Ninguna de las dos presidencias anteriores a la de Trump, la de Bush Jr. o la de Obama, al concluir su primer año, estuvieron tan desconectadas de América Latina. En una región estratégica para Estados Unidos, como Centroamérica, la amenaza de deportación de 200 mil salvadoreños, lanzada por el magnate, tiene que ser vista como un antecedente peligroso. Cerca de 4 millones de centroamericanos, en su mayoría del triángulo norte de El Salvador, Guatemala y Honduras, viven en Estados Unidos y sus remesas conforman la principal fuente de ingreso de esas economías débiles.
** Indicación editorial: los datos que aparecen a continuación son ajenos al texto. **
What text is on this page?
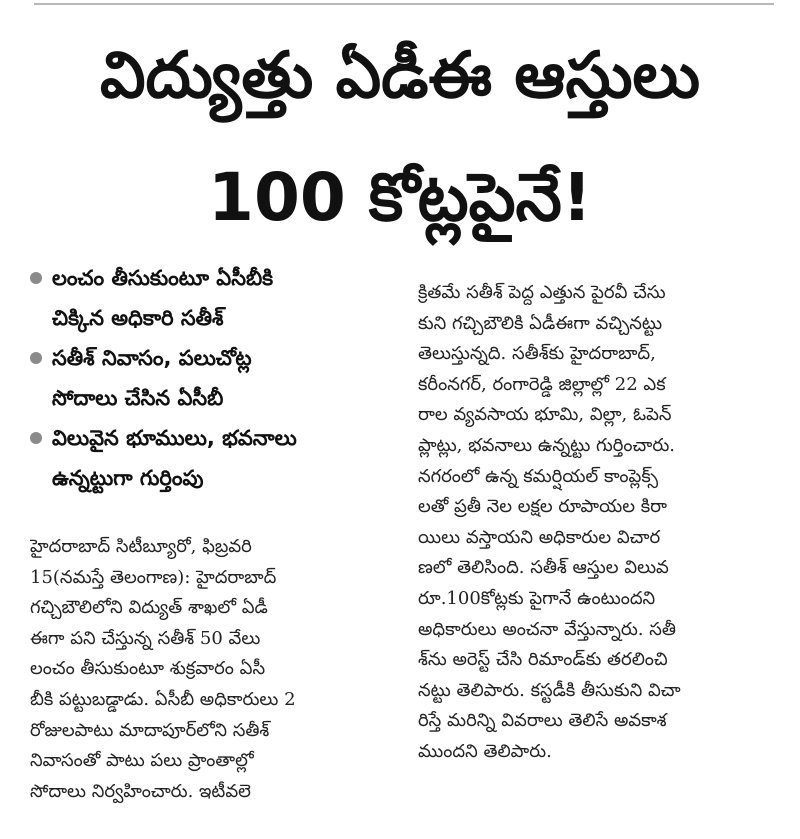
విద్యుత్తు ఏడీఈ ఆస్తులు
100 కోట్లపైనే!
లంచం తీసుకుంటూ ఏసీబీకి
చిక్కిన అధికారి సతీశ్
సతీశ్ నివాసం, పలుచోట్ల
సోదాలు చేసిన ఏసీబీ
విలువైన భూములు, భవనాలు
ఉన్నట్టుగా గుర్తింపు
హైదరాబాద్ సిటీబ్యూరో, ఫిబ్రవరి
15(నమస్తే తెలంగాణ): హైదరాబాద్
గచ్చిబౌలిలోని విద్యుత్ శాఖలో ఏడీ
ఈగా పని చేస్తున్న సతీశ్ 50 వేలు
లంచం తీసుకుంటూ శుక్రవారం ఏసీ
బీకి పట్టుబడ్డాడు. ఏసీబీ అధికారులు 2
రోజులపాటు మాదాపూర్‌లోని సతీశ్
నివాసంతో పాటు పలు ప్రాంతాల్లో
సోదాలు నిర్వహించారు. ఇటీవలె
క్రితమే సతీశ్ పెద్ద ఎత్తున పైరవీ చేసు
కుని గచ్చిబౌలికి ఏడీఈగా వచ్చినట్టు
తెలుస్తున్నది. సతీశ్‌కు హైదరాబాద్,
కరీంనగర్, రంగారెడ్డి జిల్లాల్లో 22 ఎక
రాల వ్యవసాయ భూమి, విల్లా, ఓపెన్
ప్లాట్లు, భవనాలు ఉన్నట్టు గుర్తించారు.
నగరంలో ఉన్న కమర్షియల్ కాంప్లెక్స్
లతో ప్రతీ నెల లక్షల రూపాయల కిరా
యిలు వస్తాయని అధికారుల విచార
ణలో తెలిసింది. సతీశ్ ఆస్తుల విలువ
రూ.100కోట్లకు పైగానే ఉంటుందని
అధికారులు అంచనా వేస్తున్నారు. సతీ
శ్‌ను అరెస్ట్ చేసి రిమాండ్‌కు తరలించి
నట్టు తెలిపారు. కస్టడీకి తీసుకుని విచా
రిస్తే మరిన్ని వివరాలు తెలిసే అవకాశ
ముందని తెలిపారు.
Cualquier conato de deportación masiva es asumido por esos gobiernos como un ataque.

Con políticas que desalientan el libre comercio, como se ha visto en todas las rondas de renegociación del Tlcan, y que apuntan a la repatriación forzosa de cientos de miles de migrantes, Washington pierde capacidad de interlocución para tratar temas prioritarios para la relación hemisférica, como el narcotráfico, el terrorismo, la corrupción, la violencia y el ascenso de los nuevos autoritarismos. La mezcla de un deterioro en la credibilidad de Estados Unidos y una alianza tácita con Vladimir Putin en Rusia hace de esta administración la menos capacitada para contrarrestar las tendencias antidemocráticas en América Latina.

 

La posibilidad de guerra

"El peor efecto que deja esta diplomacia impulsiva y caprichosa es la naturalización, en la opinión pública global, de la posibilidad de una nueva guerra. Y si esa nueva guerra es con Corea del Norte, potencia nuclear, tan sólo el vislumbre del escenario es de pesadilla."
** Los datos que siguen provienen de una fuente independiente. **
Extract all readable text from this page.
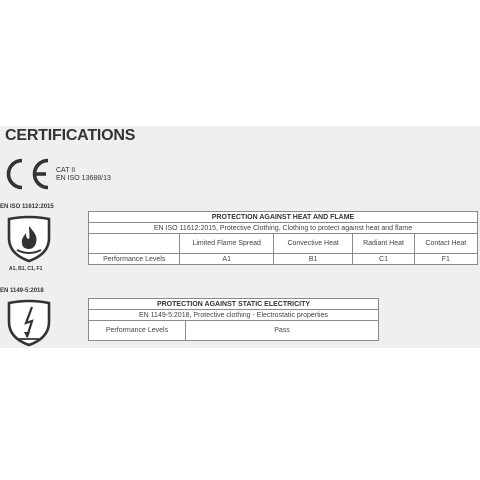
CERTIFICATIONS
CAT II
EN ISO 13688/13
EN ISO 11612:2015
A1, B1, C1, F1
PROTECTION AGAINST HEAT AND FLAME				
EN ISO 11612:2015, Protective Clothing, Clothing to protect against heat and flame				
	Limited Flame Spread	Convective Heat	Radiant Heat	Contact Heat
Performance Levels	A1	B1	C1	F1
EN 1149-5:2018
PROTECTION AGAINST STATIC ELECTRICITY
EN 1149-5:2018, Protective clothing - Electrostatic properties
Performance Levels	Pass
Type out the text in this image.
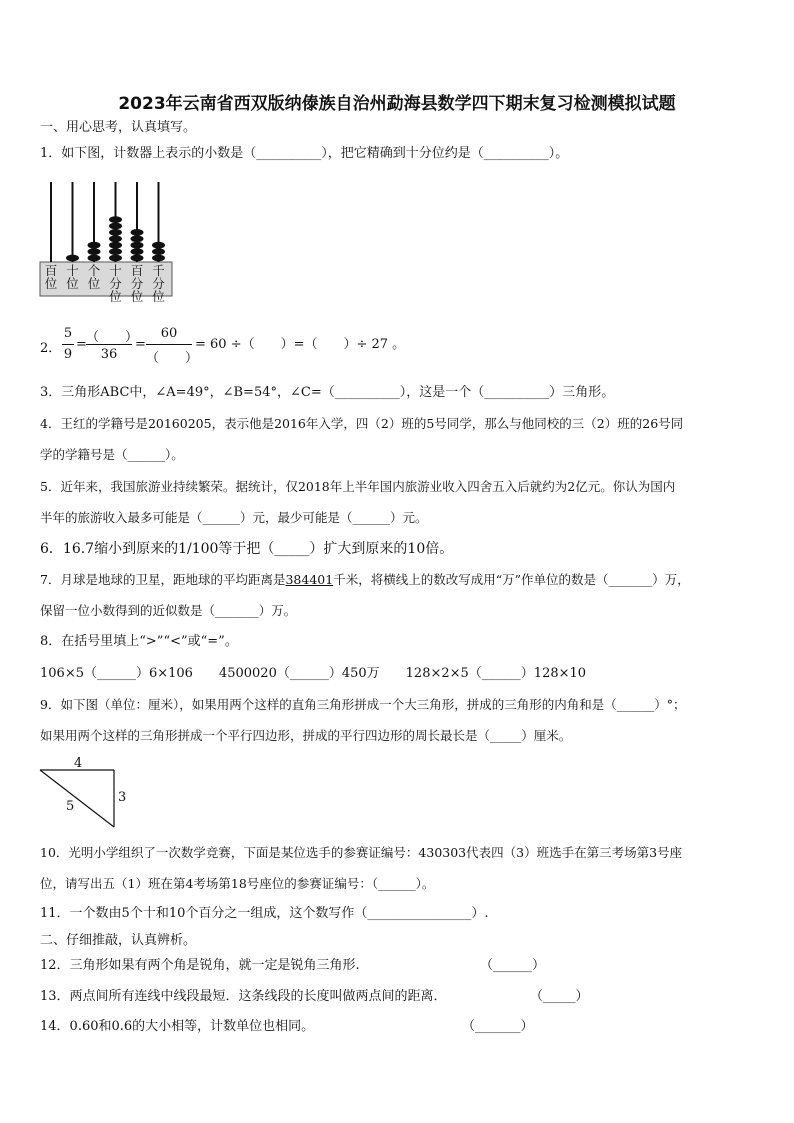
2023年云南省西双版纳傣族自治州勐海县数学四下期末复习检测模拟试题
一、用心思考，认真填写。
1．如下图，计数器上表示的小数是（__________），把它精确到十分位约是（__________）。
百
位
十
位
个
位
十
分
位
百
分
位
千
分
位
2．
5
9
= （　　）
36
=
60
（　　）
= 60 ÷（　　）=（　　）÷ 27 。
3．三角形ABC中，∠A=49°，∠B=54°，∠C=（__________），这是一个（__________）三角形。
4．王红的学籍号是20160205，表示他是2016年入学，四（2）班的5号同学，那么与他同校的三（2）班的26号同
学的学籍号是（______）。
5．近年来，我国旅游业持续繁荣。据统计，仅2018年上半年国内旅游业收入四舍五入后就约为2亿元。你认为国内
半年的旅游收入最多可能是（______）元，最少可能是（______）元。
6．16.7缩小到原来的1/100等于把（_____）扩大到原来的10倍。
7．月球是地球的卫星，距地球的平均距离是384401千米，将横线上的数改写成用“万”作单位的数是（_______）万，
保留一位小数得到的近似数是（_______）万。
8．在括号里填上“>”“<”或“=”。
106×5（______）6×106　　4500020（______）450万　　128×2×5（______）128×10
9．如下图（单位：厘米），如果用两个这样的直角三角形拼成一个大三角形，拼成的三角形的内角和是（______）°；
如果用两个这样的三角形拼成一个平行四边形，拼成的平行四边形的周长最长是（_____）厘米。
4
5
3
10．光明小学组织了一次数学竞赛，下面是某位选手的参赛证编号：430303代表四（3）班选手在第三考场第3号座
位，请写出五（1）班在第4考场第18号座位的参赛证编号：（______）。
11．一个数由5个十和10个百分之一组成，这个数写作（________________）.
二、仔细推敲，认真辨析。
12．三角形如果有两个角是锐角，就一定是锐角三角形.	（______）
13．两点间所有连线中线段最短．这条线段的长度叫做两点间的距离．	（_____）
14．0.60和0.6的大小相等，计数单位也相同。	（_______）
El estilo ofensivo e insultante de Trump es un elemento catalizador de la inseguridad global en el siglo XXI. Sus intercambios de epítetos con líderes de Irán, Paquistán y Corea del Norte han rebajado la compostura de la diplomacia norteamericana a un chanchullo que muchos analistas, con razón, asocian con la tradición del caudillismo latinoamericano. Ese machismo y esa desfachatez no se vieron en los momentos más calientes de la Guerra Fría, con Richard Nixon y Ronald Reagan, que aplicaron una cuidadosa estrategia disuasoria hacia la Unión Soviética y China.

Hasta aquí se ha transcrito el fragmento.